Friday 22 December 2017

How welcome do you feel?

As an addendum to yesterday's report....

To get to the famous Cliffs of Moher, which are hard to see because of their remoteness, you do have to drive really quite a long way, through the Burren landscape which is pretty empty. On a drear day, with clouds barely higher than the stunted trees, and with rain pelting at your windscreen, and a winter solstice gloom cloaking round you as you press on into the bogs, it's a mournful ride.

But the enticement, the excitement is, that you will at last see these famous cliffs - a massive dark barricade which rises up to face the unrelenting battering of the Atlantic. It's odd to think that (as far as we know) people have only been to see such awe-inspiring places for pleasure since the 18th century. The Romantics who trekked up to Scotland and the Lake District, or into Germany, were deeply moved by the silent and dramatic power of the mountains and chasms, and their enthusiasm helped spark off the whole of modern tourism. People - peasants and their landlords - who had previously lived in blissful unawareness of the rich opportunities locked up in the rockfaces, came to realise they could get money out of other people's pockets in return for lodgings, food, and a nice place to stand and look.

Thus it was that our long drive out to the Cliffs of Moher, through lonely hills and winding lanes, between endless stone walls, past ancient farmsteads and ruins, splashing mud as we went, silent as we progressed towards one of Nature's great marvels, ended with a truly horrible experience.

We could - just - see the Cliffs as we wound our way along the coast road.....



Double yellow lines appeared on either side of the empty road - for a long way.   In the distance, we saw a set of barricades and a huge carpark - once a whole green field - with huts, fencing, lines marked out, ominous signs and control barriers, some sort of traffic light system on the pedestrian crossing.   There were about five men, maybe six, wearing high-viz jackets which shone out of the gloom like traffic lights. It looked like the entrance of a concentration camp, or a toxic industrial plant.   It is quite clear. If you want to see the Cliffs of Moher (from the top) you have not only to brave the elements in the middle of nowhere - the blistering wind, the soaking rain, the mud on the path - but you also have to park in this place which represents the worst possible aspects of human life. Greed, control, power, concrete everywhere, domination. Here, where Nature has mutely offered up one of the wonders of the world - a spiritual place, historic, inspiring, memorable - Clare County Council has stepped in with its jackboots on. The cost is €6 per person, from which, we learned, they derive €7m a year.  Good for them.

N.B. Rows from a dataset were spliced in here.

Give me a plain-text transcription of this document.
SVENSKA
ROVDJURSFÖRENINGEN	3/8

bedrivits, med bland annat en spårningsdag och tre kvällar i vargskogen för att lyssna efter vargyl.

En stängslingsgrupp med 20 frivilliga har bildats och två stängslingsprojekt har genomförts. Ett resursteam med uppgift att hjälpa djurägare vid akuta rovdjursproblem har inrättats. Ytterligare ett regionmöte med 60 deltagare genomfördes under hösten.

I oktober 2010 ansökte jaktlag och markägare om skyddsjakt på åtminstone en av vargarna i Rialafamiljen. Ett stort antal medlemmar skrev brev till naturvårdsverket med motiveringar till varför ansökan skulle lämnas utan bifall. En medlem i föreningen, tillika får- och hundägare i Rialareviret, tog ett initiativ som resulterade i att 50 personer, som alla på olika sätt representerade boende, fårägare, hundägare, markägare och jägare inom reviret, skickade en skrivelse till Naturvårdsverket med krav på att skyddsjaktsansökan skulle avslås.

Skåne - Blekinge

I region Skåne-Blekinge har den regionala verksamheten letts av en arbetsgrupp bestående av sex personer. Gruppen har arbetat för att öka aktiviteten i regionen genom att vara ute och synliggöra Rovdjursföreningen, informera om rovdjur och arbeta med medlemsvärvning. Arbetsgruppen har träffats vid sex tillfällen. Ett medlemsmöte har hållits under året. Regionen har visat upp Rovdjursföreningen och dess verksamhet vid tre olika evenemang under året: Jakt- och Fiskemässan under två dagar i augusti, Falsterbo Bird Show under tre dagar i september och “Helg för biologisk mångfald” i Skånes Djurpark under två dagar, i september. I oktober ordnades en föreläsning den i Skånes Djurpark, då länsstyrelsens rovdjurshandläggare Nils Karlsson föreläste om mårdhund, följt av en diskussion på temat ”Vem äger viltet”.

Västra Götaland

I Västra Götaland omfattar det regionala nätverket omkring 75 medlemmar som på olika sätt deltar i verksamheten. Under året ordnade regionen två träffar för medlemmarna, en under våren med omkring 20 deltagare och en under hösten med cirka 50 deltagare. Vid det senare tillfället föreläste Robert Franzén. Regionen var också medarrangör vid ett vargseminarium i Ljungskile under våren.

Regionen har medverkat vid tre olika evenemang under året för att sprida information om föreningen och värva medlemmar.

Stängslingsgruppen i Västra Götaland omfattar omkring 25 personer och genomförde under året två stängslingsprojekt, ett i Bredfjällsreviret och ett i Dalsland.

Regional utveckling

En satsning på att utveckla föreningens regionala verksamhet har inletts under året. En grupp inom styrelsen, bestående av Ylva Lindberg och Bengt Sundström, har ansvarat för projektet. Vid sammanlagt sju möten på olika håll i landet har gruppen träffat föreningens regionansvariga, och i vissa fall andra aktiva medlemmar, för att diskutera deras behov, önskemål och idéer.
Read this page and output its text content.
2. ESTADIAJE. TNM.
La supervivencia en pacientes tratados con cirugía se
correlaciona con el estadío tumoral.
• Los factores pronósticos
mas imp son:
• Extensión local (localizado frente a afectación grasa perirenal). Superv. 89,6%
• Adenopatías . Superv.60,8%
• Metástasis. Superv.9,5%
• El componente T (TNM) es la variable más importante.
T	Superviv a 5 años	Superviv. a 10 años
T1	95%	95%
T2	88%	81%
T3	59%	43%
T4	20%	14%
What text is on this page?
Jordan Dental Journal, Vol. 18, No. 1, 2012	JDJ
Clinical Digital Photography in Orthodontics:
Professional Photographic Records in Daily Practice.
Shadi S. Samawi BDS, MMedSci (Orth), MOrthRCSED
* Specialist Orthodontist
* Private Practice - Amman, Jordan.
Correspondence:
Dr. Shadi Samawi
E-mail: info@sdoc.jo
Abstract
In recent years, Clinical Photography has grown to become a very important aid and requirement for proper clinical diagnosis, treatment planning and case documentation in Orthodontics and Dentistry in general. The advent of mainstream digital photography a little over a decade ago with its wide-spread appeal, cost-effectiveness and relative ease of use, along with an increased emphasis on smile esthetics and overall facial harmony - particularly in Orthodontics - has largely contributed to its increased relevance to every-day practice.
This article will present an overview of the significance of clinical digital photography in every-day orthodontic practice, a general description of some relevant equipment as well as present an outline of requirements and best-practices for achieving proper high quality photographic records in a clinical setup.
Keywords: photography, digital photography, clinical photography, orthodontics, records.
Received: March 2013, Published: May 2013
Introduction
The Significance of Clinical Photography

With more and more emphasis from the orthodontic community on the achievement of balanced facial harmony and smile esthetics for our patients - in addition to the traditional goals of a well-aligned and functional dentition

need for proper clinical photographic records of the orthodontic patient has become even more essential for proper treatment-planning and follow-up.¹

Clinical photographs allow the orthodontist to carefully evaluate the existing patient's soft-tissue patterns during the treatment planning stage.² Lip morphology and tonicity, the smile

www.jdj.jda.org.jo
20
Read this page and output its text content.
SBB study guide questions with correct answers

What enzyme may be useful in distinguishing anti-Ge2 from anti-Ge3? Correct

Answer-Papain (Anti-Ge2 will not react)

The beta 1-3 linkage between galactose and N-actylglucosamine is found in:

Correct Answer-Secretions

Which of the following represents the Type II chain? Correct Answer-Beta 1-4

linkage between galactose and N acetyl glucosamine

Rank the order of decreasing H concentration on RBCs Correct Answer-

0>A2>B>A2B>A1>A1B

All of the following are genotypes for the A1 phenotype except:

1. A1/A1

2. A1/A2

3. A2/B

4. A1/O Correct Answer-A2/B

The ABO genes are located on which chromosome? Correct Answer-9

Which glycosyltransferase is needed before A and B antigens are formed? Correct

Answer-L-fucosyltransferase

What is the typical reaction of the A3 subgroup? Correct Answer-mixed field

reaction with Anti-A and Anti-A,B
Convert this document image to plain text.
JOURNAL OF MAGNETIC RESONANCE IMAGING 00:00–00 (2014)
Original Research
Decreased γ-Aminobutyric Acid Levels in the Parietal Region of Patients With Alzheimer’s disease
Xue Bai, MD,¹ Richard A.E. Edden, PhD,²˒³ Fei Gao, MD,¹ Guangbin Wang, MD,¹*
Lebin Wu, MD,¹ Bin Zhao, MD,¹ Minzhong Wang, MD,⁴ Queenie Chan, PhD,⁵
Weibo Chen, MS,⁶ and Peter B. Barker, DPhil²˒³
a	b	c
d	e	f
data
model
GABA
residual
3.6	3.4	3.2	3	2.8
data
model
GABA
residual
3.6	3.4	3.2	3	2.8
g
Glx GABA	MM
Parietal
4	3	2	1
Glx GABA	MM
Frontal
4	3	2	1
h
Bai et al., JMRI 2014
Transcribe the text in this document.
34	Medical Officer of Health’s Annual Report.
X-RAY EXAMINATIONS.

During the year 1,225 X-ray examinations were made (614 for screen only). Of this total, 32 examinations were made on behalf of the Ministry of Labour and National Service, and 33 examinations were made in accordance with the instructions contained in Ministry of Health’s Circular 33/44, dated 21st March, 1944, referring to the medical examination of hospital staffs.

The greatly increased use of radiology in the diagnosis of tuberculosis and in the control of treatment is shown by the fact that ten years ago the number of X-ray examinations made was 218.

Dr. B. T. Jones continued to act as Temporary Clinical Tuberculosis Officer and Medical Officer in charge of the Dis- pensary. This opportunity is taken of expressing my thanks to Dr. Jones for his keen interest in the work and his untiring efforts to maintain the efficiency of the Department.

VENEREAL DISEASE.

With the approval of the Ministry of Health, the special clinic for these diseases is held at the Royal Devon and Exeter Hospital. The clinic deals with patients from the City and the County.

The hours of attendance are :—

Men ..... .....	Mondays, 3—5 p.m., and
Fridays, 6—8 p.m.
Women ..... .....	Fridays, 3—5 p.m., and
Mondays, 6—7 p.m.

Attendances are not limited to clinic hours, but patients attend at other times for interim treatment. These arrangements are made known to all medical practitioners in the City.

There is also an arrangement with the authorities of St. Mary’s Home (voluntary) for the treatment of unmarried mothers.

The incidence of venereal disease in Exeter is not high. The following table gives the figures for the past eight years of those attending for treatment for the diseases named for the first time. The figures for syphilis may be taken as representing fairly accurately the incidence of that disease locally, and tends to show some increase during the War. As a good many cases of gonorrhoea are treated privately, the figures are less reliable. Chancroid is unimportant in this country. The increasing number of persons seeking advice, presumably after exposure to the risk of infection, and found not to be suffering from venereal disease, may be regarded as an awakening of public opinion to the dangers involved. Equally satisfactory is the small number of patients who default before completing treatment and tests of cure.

I cannot believe this is the way to do it. Having been through the whole of France, the Pyrenees and Northern Spain earlier this year, where there are similar landscape marvels to see, somehow the authorities have devised ways of accessing these places without this brutal harrumph, this handbagging.  It's almost unbelievable. It's the most inhospitable thing I've seen in Ireland.

We didn't get out of the car.  We certainly did not go into their brutal naked horrible carpark. It made me think of gas-chambers to be honest.  The weather didn't help, and yes, I know it's the darkest time of year - but surely, this can be managed better.   The Clare Museum in Ennis (by contrast) is welcoming and fully textured with great displays and good information. And the shops are marvellous.